Yulia Navalnaya, widow of Russia opposition leader Alexei Navalny, has called on Russians to join an election day protest on 17 March to vote against President Vladimir Putin or spoil their ballots.

In a YouTube video, she said she had drawn hope from the huge crowds that turned out last week for the funeral of her husband, who died in an Arctic penal colony on 16 February, and who since then have submerged his grave in a sea of flowers.

She urged people to join the 17 March action that Mr Navalny, Russia’s best known opposition figure, had called for shortly before he died.

His idea was that people could register a protest, without any risk of arrest, by all turning out en masse at the same time on election day in cities across the country.

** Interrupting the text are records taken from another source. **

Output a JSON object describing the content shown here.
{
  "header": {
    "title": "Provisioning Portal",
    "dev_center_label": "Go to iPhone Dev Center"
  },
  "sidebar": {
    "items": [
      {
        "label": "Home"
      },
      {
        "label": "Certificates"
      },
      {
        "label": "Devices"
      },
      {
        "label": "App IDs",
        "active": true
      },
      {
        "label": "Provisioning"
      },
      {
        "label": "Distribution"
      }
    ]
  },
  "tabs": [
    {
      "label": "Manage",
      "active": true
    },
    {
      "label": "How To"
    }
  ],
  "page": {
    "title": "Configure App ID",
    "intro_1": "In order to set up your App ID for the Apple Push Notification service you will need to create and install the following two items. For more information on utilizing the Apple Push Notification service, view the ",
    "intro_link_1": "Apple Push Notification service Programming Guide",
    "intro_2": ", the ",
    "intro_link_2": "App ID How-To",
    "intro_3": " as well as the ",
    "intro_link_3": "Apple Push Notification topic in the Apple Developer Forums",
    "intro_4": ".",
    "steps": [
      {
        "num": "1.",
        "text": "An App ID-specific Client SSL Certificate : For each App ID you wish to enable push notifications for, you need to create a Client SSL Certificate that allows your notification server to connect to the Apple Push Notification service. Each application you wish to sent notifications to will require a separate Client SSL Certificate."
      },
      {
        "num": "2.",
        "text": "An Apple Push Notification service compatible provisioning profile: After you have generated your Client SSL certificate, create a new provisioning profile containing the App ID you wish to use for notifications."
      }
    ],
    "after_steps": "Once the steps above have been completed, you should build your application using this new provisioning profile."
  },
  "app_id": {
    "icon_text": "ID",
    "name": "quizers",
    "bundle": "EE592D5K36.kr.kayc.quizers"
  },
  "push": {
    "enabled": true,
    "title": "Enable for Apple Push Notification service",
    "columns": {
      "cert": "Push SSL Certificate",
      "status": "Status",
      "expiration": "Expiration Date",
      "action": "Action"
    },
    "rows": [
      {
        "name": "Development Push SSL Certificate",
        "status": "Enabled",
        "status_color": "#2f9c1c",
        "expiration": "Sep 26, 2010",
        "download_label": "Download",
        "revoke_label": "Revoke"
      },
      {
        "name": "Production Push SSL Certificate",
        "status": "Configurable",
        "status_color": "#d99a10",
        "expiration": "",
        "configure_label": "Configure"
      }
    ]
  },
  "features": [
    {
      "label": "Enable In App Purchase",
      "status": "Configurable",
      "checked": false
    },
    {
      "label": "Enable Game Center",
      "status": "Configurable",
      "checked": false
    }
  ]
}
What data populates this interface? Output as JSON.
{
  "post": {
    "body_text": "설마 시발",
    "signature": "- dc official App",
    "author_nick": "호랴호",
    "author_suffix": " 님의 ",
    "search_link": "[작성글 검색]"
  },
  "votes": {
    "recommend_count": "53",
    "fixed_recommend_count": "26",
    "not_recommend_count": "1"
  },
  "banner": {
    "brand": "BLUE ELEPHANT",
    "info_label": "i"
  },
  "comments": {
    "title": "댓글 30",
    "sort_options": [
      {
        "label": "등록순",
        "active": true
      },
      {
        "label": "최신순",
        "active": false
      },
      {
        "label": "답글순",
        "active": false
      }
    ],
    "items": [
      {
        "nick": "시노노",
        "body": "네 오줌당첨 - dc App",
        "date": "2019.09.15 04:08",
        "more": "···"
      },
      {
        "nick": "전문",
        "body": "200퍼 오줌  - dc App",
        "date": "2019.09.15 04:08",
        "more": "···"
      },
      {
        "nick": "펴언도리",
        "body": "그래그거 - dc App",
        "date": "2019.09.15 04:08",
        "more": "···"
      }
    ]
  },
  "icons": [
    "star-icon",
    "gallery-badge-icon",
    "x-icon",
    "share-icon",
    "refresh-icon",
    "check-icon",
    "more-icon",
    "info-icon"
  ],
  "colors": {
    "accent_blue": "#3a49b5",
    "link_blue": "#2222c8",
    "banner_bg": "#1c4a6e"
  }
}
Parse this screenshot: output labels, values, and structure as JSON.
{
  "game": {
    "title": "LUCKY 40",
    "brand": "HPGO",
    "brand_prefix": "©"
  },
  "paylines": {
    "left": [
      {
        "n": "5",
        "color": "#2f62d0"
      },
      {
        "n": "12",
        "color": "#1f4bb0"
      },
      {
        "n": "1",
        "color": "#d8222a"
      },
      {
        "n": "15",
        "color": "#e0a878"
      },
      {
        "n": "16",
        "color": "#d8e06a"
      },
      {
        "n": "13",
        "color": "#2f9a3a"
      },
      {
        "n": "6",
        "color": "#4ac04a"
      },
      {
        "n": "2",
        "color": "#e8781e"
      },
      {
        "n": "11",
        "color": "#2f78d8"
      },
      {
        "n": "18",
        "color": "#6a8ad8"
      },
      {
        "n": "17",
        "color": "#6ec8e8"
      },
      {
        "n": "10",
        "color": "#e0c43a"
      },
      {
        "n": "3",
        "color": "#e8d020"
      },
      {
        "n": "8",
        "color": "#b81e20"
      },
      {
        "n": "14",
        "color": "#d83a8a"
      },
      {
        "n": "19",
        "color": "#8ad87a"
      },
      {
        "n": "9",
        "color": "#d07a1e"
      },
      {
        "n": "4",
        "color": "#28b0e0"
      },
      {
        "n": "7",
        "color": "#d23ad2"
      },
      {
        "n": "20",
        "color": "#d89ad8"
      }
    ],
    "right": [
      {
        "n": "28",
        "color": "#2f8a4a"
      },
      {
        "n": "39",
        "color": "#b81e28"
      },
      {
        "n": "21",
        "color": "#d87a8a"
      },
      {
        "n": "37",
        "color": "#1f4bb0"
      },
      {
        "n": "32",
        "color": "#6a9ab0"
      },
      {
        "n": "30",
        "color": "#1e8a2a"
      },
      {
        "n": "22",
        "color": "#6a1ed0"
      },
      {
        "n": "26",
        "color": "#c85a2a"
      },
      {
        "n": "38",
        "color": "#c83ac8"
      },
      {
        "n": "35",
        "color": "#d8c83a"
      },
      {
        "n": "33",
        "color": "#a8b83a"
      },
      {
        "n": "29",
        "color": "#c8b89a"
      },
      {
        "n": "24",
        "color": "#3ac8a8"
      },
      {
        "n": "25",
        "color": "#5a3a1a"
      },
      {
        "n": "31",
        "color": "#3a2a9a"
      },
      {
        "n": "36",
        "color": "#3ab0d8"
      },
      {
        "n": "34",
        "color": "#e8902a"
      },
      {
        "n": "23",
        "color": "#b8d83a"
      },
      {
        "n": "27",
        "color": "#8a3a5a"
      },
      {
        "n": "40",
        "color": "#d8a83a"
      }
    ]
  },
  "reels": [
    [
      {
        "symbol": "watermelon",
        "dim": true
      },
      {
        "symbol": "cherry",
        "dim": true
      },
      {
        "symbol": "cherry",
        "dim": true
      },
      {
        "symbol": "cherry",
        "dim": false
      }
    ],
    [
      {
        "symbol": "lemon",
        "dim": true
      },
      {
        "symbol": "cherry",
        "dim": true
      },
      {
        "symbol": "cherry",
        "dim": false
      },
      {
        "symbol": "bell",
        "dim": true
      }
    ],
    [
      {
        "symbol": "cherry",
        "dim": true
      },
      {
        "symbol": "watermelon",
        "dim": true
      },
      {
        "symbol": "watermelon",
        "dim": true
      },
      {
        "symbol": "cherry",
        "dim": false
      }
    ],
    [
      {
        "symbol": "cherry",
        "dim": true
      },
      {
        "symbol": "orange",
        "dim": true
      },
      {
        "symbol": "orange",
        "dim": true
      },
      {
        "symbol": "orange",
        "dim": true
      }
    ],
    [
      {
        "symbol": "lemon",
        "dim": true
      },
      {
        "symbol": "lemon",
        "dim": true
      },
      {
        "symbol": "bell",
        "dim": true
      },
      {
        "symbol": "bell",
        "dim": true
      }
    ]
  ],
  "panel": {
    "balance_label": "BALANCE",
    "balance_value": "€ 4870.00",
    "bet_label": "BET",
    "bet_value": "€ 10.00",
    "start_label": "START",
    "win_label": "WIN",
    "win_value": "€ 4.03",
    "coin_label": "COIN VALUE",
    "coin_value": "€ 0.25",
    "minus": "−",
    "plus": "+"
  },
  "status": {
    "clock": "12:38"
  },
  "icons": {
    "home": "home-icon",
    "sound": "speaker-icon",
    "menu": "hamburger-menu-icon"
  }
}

“We need to use the election day to show that we exist and there are many of us.

“We are real, living people, and we are against Putin.

“You need to come to the voting station on the same day and at the same time – 17 March at noon,” Ms Navalnaya said.

“What to do next? The choice is yours. You can vote for any candidate except Putin. You can ruin the ballot, you can write ‘Navalny’ in big letters on it.

“And even if you don’t see the point in voting at all, you can just come and stand at the polling station, and then turn around and go home.”

Since her husband’s death, Ms Navalnaya has promised to continue his work and made several high-profile political appearances in the West, including meeting US President Joe Biden and addressing the Munich Security Conference and the European Parliament.

Alexei Navalny was serving a lengthy jail sentence when he died

The Kremlin has strongly denied accusations by Ms Navalnaya that Russian President Vladimir Putin had Mr Navalny killed.

Mr Navalny’s death certificate said he died of natural causes at the age of 47.

Russian authorities said he died of “natural causes” but his team and some Western leaders have accused President Putin of being directly responsible for his death.

Mr Putin, who famously never referred to the opposition leader by name, has remained silent on his death.

The opposition leader shot to prominence through his anti-corruption campaigning, exposing what he said was rampant corruption at the top of Mr Putin’s administration.

He was arrested in January 2021 when he returned to Russia after being treated in Germany for a poisoning attack he suffered while campaigning against the Russian leader in Siberia months earlier.